The Ruins of Gorlan, by John Flanagan, was published in 2005 by Philomel.

They have always scared him in the past—the Rangers with their dark cloaks and mysterious ways. Folks in the village claim that Rangers have the power to become invisible at will. A skill Will would now dearly love to have. Will’s heart had been set on Battleschool, on becoming a hero to the kingdom. But Will is small for his fifteen years, too small to be a warrior. He possesses other skills, though—a Ranger’s skills. He can move silent as a shadow. He can climb. And he is brave. He will need all these skills and more. For Morgarath, Lord of the Mountains of Rain and Night, is gathering his forces. A battle for the kingdom is destined to begin. A battle the likes of which Will cannot even imagine.

Rating: 3/5

I first stumbled across the Ranger’s Apprentice series a few years ago. I’m not sure what caused me to start reading them; the pull towards the word “apprentice,” perhaps, or the vaguely appealing summary. Whatever it was, I picked up The Ruins of Gorlan—and fell headfirst into the world of Will and of the Rangers.

The world of Ranger’s Apprentice is an alternate universe, of sorts, to ours: Araluen is England, Gallica is France, Skandia is Scandinavia. Having more recently read the Brotherband series (the companion series to Ranger’s Apprentice), I’d forgotten how supernatural/vaguely eerie these first couple of books are. The Ruins of Gorlan starts with a shadowy evil lord moody over the loss of his kingdom and wanting revenge, dives immediately into descriptions of “Wargals” (groan) that bring up bad memories of Eragon and other LotR-imitations, and basically starts in a basic “bad fantasy” way.

And then Will comes into the picture, and Horace, and Halt, and incredibly precise and detailed maneuvers and fights are described, and suddenly not only do you realize that, holy smokes, John Flanagan knows his stuff, but you’ve forgotten the bad fantasy vibes and are only swept up in a “give me more of this awesomely intricate way of sneaking up on someone” feeling.

At least, that’s my experience with The Ruins of Gorlan.

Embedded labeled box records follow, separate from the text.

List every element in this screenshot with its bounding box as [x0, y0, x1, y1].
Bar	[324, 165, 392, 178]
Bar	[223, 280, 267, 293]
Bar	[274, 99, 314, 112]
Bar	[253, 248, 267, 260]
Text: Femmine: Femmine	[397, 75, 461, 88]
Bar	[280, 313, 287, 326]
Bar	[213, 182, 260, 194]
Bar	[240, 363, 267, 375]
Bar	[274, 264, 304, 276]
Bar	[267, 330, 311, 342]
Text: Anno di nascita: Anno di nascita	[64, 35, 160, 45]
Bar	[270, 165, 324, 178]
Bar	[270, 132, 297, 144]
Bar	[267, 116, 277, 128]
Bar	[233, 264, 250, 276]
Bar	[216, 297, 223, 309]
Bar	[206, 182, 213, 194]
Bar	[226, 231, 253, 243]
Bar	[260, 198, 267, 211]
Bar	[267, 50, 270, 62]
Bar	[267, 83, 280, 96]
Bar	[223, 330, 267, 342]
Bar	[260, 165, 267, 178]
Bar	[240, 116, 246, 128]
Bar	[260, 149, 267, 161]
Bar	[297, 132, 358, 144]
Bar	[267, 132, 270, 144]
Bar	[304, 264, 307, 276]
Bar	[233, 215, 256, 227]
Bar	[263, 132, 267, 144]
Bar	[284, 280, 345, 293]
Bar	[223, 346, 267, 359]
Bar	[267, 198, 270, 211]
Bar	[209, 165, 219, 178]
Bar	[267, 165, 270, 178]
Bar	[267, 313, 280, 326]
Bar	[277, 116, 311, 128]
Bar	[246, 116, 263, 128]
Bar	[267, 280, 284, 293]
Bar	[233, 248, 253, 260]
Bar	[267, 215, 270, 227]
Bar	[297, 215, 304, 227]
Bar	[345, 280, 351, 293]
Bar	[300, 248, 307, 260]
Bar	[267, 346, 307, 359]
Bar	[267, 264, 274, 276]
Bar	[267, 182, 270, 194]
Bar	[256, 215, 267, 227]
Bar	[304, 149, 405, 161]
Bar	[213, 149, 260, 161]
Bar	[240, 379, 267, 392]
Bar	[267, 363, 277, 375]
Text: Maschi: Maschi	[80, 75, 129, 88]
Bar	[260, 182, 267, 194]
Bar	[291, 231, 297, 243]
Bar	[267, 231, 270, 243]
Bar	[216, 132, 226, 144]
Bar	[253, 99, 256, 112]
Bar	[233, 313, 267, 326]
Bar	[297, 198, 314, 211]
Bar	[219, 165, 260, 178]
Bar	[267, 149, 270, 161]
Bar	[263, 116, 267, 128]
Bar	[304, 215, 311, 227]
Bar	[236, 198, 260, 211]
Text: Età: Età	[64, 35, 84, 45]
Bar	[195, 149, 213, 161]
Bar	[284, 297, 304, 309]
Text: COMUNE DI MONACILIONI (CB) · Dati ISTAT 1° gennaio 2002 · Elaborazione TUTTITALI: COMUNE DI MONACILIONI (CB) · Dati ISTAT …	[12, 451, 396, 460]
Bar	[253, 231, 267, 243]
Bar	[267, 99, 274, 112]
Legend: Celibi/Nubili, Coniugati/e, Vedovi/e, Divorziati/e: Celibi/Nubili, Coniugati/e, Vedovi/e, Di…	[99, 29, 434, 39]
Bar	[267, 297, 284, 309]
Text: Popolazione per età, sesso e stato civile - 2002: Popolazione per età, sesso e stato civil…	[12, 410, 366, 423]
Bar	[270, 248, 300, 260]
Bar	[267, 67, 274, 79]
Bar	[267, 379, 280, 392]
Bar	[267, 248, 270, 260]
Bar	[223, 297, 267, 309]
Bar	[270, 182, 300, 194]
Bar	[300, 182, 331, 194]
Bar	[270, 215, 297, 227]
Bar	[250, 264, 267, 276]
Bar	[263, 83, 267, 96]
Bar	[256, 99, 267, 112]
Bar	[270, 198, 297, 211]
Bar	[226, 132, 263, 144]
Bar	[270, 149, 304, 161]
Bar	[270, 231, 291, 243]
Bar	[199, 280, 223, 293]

The best part is that the books only get better from here, and I’m looking forward to seeing that improvement. The Ruins of Gorlan is a good start—but there’s a little too much of that bad fantasy vibe attached to it for it to be fantastic. But that’s okay, because then the series has the opportunity to sneak up on you just like a Ranger would. Suddenly, without warning, and being incredibly awesome.

Recommended Age Range: 14+

Warnings: None.

Genre: Fantasy, Middle Grade

Will coughed again.

“Got a cold, boy?” asked the Ranger, without turning around.

“Er…no, sir.”

“Then why are you coughing?” asked Halt, turning around to face him. Will hesitated. “Well, sir,” he began uncertainly, “I just wanted to ask you…what does a Ranger actually do?”

“He doesn’t ask pointless questions, boy!” said Halt. “He keeps his eyes and ears open and he looks and listens and eventually, if he hasn’t got too much cotton wool between his ears, he learns!”

“Oh,” said Will. “I see.” He didn’t, and even though he realized that this was probably no time to ask more questions, he couldn’t help himself, repeating, a little rebelliously, “I just wondered what Rangers do, is all.”